The billionaire founder and chief executive of SoftBank Group Corp., Masayoshi Son, hinted at partnering with the Indonesian government to fund the project when he met President Joko Widodo last week in the capital, Jakarta.
Son and former British Prime Minister Tony Blair have been included in the steering committee to oversee the construction of the new capital city on Borneo island that would be led by Abu Dhabi’s Crown Prince Sheikh Mohammed bin Zayed Al Nahyan.
Indonesian Coordinating Maritime Affairs and Investment Minister Luhut Pandjaitan told a news briefing that SoftBank was offering around $30 billion to $40 billion, though it was not immediately clear what project the Japanese conglomerate would invest in specifically.

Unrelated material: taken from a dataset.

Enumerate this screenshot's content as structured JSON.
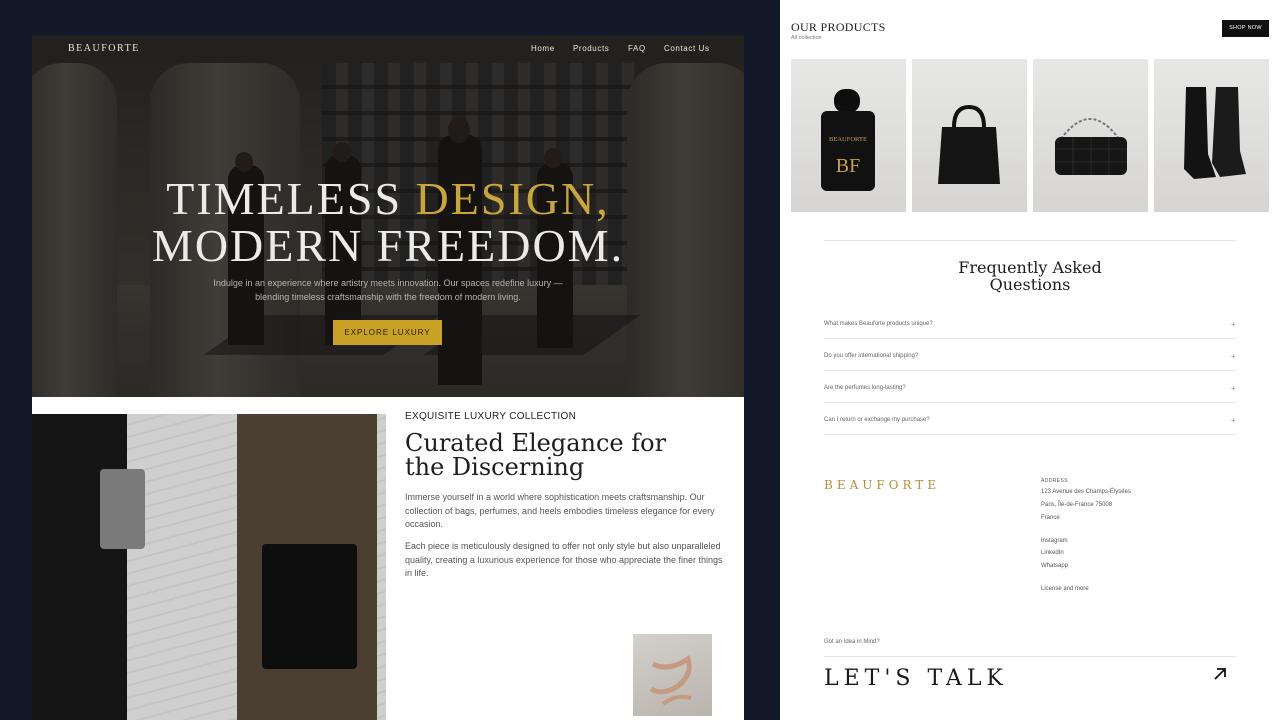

After meeting Widodo last week, Son told reporters that he was interested in supporting “a new smart city, the newest technology, a clean city and a lot of artificial intelligence.”
Widodo announced last August that Indonesia’s capital will move from overcrowded, sinking and polluted Jakarta to a site in sparsely populated East Kalimantan province on Borneo island, known for rainforests and orangutans.
The capital’s relocation to a 256,000-hectare (632,580-acre) site almost four times the size of Jakarta will cost an estimated 466 trillion rupiah ($34 billion). The government is set to begin the construction later this year.
Investors from Asia, the Middle East, the U.S. and China have shown interest in developing the city, Pandjaitan said.